Dennis Bernstein: And, of course, you take out the unwilling general and you put in the willing general.

Gareth Porter: Exactly. And he's arriving - and this is very important - the timing of his arrival is late summer, early fall. It's going to be August or September. So I think that we can say that the period of maximum danger about U.S. intentions -- which I think that there is a serious possibility that they do intend to attach Iran - it will be after the arrival at CENTCOM in Tampa of General Petraeus in later summer or early fall.

Dennis Bernstein: ...We did hear - and Reese Ehrlich did some significant reporting on what was happening at the border, and the fact that the United States, with Israeli intelligence such as Mossad, were already busy going back and forth over the border. There was a great deal of counterinsurgencies. There are connections between what was going on there and this.

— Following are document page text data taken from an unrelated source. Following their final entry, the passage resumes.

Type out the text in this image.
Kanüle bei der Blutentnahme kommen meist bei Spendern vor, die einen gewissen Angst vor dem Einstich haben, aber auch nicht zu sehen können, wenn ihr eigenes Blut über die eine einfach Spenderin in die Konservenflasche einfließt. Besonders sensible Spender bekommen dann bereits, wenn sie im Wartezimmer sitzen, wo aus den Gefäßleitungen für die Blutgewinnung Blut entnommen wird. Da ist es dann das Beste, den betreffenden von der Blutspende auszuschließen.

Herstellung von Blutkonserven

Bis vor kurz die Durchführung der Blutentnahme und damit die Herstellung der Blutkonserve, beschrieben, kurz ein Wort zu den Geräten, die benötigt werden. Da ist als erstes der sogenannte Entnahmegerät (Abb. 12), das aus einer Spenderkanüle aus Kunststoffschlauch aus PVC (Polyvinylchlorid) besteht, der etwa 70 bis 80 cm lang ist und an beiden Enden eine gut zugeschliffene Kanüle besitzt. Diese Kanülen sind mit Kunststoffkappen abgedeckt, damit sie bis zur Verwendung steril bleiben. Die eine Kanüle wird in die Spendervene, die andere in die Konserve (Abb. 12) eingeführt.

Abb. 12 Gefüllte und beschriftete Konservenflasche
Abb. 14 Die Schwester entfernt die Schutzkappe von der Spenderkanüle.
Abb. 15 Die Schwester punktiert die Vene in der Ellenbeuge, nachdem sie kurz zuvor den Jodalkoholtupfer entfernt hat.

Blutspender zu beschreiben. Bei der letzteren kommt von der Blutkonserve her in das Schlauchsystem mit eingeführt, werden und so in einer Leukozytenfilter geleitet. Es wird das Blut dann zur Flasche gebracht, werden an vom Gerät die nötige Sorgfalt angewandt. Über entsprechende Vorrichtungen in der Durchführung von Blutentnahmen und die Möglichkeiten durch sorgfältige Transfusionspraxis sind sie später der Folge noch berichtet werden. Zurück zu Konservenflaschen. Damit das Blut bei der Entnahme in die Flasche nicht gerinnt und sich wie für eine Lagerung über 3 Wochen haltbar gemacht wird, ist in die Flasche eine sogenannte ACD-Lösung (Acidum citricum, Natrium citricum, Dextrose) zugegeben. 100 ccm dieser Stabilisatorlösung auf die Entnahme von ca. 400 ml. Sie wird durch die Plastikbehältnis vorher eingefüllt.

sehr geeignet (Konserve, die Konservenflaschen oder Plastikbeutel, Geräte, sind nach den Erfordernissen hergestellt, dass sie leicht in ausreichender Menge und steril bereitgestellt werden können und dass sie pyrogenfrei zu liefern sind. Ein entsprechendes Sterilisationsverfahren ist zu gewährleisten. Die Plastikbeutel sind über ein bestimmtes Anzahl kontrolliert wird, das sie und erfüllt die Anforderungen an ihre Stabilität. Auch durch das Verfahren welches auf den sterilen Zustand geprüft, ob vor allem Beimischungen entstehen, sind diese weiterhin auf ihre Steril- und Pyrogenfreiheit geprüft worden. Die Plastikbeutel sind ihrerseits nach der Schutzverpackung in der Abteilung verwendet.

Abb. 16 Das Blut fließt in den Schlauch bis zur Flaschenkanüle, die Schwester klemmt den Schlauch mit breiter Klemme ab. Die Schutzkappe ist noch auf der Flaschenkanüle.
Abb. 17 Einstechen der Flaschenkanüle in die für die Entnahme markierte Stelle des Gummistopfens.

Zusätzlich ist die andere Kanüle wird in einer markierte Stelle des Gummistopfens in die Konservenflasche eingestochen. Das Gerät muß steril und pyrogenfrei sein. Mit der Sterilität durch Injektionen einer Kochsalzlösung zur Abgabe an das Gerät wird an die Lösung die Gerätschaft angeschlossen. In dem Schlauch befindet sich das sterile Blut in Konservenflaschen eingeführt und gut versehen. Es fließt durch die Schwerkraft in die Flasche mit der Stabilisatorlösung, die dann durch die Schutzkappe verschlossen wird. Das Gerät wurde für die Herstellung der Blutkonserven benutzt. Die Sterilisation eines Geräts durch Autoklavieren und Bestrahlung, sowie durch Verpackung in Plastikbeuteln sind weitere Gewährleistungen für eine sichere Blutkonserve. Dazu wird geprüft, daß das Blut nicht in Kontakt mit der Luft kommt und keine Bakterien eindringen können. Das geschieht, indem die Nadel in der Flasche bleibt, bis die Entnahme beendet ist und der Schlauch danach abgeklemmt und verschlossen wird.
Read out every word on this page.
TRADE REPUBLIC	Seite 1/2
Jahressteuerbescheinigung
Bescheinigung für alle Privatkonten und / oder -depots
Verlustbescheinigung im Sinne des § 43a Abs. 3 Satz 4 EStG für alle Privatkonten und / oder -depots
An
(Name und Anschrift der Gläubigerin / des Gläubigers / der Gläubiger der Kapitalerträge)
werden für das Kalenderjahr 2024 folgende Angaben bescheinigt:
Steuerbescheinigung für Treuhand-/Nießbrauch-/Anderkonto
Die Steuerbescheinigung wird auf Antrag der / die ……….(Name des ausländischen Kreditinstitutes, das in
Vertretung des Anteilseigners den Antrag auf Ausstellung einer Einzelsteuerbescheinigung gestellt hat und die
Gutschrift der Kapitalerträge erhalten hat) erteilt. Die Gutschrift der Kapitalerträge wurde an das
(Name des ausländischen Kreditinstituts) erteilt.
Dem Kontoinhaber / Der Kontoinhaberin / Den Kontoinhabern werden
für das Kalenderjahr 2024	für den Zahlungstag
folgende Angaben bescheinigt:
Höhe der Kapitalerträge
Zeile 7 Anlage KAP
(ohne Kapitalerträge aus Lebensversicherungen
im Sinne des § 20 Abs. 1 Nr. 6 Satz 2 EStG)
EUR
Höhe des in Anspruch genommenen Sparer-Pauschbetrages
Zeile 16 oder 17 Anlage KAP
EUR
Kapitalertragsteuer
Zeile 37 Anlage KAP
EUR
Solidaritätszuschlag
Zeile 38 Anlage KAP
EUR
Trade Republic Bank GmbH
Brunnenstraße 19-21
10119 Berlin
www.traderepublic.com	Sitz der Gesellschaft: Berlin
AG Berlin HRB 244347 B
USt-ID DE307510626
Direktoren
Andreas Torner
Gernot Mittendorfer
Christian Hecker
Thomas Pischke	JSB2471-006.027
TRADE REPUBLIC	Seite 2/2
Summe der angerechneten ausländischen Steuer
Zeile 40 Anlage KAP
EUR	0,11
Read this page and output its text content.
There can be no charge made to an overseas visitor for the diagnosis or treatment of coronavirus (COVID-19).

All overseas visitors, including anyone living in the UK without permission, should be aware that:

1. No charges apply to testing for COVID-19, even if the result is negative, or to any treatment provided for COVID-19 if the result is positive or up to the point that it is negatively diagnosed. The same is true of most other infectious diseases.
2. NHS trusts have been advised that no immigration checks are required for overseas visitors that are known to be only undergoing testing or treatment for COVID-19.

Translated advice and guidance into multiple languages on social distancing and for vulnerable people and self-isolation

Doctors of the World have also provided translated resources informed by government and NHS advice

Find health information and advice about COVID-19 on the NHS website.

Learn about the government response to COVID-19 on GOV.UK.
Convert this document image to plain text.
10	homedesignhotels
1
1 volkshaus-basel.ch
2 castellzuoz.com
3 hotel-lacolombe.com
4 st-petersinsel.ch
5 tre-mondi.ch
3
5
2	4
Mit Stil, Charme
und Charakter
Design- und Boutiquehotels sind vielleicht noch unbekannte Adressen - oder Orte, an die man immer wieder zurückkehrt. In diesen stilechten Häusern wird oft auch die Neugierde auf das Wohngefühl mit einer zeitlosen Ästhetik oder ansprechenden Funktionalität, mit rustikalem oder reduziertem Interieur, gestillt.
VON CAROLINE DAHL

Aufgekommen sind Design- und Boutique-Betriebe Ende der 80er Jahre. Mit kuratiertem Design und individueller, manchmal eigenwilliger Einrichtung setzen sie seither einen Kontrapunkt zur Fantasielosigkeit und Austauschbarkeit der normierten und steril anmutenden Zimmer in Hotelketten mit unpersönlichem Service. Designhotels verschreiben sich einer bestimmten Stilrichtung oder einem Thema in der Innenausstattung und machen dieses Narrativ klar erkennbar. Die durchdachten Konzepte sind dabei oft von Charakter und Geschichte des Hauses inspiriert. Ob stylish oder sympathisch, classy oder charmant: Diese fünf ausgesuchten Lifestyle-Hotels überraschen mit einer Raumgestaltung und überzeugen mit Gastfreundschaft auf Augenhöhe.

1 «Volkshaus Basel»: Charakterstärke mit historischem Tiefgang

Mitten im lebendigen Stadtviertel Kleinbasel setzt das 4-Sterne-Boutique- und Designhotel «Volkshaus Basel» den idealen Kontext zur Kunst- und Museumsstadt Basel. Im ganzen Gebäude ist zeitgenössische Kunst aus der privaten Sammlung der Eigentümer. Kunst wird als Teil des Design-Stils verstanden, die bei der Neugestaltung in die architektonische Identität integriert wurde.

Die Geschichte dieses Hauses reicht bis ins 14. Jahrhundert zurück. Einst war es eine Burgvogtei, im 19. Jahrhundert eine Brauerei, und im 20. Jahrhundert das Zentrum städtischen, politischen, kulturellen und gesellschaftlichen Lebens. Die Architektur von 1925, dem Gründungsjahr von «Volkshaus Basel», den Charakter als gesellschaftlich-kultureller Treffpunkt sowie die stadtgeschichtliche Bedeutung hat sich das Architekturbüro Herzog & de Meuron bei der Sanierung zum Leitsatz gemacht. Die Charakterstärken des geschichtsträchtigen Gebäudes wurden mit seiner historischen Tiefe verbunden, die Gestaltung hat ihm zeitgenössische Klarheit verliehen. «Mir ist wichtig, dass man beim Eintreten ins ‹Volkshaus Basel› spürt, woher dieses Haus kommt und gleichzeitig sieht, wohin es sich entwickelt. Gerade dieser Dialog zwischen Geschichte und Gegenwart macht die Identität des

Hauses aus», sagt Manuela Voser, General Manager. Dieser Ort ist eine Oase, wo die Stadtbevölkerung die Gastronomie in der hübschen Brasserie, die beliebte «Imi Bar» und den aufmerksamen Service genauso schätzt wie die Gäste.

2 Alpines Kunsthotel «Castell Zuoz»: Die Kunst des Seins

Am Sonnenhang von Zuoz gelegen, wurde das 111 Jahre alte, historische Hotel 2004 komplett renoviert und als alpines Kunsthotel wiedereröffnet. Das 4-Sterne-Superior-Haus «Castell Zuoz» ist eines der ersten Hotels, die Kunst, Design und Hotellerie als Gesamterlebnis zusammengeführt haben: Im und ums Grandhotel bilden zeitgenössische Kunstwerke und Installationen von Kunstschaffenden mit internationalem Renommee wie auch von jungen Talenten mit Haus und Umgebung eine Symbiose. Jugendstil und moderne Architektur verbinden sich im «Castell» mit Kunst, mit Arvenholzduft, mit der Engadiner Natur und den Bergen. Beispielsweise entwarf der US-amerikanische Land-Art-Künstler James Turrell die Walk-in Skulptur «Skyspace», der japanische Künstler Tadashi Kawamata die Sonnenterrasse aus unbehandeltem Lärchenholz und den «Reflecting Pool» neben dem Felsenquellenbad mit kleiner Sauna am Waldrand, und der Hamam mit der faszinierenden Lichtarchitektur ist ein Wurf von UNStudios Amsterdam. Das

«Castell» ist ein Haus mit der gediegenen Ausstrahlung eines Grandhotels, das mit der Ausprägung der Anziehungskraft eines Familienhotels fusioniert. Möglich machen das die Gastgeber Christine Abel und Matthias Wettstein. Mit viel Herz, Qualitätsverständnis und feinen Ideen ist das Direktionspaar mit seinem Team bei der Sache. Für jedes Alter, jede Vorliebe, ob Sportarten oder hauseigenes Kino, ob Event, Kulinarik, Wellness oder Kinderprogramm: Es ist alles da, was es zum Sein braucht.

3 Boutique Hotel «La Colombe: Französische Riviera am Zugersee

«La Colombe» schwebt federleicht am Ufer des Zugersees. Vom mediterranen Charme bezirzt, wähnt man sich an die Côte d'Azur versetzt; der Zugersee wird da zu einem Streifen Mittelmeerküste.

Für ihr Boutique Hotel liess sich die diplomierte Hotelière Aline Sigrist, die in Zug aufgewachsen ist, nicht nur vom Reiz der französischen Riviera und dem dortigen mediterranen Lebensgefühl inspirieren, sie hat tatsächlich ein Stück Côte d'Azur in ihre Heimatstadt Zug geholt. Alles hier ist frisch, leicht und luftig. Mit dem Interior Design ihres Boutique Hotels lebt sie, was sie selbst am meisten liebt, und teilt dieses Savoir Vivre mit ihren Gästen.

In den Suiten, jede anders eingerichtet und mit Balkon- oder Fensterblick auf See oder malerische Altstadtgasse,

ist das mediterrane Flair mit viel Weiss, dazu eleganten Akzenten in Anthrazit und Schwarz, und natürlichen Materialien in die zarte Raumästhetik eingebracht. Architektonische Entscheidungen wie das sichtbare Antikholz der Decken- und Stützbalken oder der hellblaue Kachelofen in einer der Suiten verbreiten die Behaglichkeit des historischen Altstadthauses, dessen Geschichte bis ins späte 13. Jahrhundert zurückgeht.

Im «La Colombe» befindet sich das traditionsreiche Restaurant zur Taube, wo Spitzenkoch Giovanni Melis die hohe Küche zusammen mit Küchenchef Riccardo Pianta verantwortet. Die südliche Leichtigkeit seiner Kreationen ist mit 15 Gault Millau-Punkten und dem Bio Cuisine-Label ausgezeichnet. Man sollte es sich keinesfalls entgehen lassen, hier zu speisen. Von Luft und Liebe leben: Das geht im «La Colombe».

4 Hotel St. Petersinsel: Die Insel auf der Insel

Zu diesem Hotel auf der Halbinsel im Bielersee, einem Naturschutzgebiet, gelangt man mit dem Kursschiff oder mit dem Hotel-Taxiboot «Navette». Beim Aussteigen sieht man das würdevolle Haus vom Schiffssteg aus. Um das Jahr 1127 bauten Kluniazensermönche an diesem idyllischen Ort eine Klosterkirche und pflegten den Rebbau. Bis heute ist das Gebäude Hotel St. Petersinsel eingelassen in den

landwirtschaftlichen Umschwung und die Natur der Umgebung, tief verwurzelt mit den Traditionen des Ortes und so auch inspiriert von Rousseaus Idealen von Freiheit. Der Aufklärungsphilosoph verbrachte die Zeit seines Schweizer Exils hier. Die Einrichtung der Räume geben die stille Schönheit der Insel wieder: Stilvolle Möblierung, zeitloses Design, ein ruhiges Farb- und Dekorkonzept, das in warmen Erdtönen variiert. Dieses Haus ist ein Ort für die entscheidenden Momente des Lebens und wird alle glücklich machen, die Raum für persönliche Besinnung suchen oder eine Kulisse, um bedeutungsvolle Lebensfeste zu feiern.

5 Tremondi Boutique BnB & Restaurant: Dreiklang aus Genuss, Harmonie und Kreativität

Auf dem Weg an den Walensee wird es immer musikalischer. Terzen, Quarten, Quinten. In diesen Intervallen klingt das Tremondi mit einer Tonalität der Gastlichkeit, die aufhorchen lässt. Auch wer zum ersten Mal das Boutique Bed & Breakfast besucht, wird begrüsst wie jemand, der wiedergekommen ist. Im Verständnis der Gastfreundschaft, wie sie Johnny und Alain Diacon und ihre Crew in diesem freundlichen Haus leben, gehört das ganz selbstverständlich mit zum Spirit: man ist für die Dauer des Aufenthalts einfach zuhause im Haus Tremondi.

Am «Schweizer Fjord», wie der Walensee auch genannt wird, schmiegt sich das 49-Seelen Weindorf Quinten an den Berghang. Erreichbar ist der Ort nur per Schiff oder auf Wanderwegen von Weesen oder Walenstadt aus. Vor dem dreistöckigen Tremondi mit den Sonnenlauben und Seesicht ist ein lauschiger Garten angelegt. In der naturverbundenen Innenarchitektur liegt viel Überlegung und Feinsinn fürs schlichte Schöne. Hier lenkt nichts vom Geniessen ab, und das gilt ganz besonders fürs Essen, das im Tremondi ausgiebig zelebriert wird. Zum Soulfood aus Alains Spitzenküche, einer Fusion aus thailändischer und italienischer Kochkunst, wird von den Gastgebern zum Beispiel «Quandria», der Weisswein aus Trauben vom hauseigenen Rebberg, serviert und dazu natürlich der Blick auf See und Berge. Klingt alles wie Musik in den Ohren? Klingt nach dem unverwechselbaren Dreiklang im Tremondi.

Gareth Porter: If you mean the connection between the Israeli role in Iraq and Iran, of course they're connected in the sense that Israel is very deeply involved in all of the Cheney -Bush policies in the Middle East. There's a very, very close working collaboration across the board, whether it's Lebanon, Iran, Iraq, or other parts of the Middle East. They are very, very closely working together on a common strategy. At least they discuss common strategies. That is not to say that everything Israel does has been planned ahead of time by the White House with the Israelis. In fact, the White House neocons, including Cheney, wanted Israel to go much farther in 2006 than they actually did. They wanted them to take down the Syrian regime instead of stopping in Lebanon. So there's not a perfect correlation, by any means.

Dennis Bernstein:
Now following up right on that, that brings us to these recent exercises. The United States reported them as if they were surprises. It's like, oh, they'd better tell the New York Times that Israel did an exercise because they didn't know it was happening. Let's talk about what this exercise has to do with the relationship between the U.S. and their push toward war in Iran. What about this

Gareth Porter: First of all, I think we have to see that the purpose of this story -- from both Israeli and Bush Administration point of view - was to implicate the United States more deeply in the Israeli policy, to give the appearance to the world and to the American people that the Bush Administration is speaking, not on behalf of Israel, but speaking with Israel, announcing that this is taking place and giving it their interpretation, in a way that was useful to Israel.

But there's a second point here that I think you also need to keep in mind. That is that Israel is not likely to strike Iran without the direct involvement, militarily, of the United States. The United States will be involved in some way if Israel strikes Iran, whether it's sending American bombers or simply providing the intelligence and other support for an Israel strike. They have to do it with the Americans; they can't do it successfully without the Americans.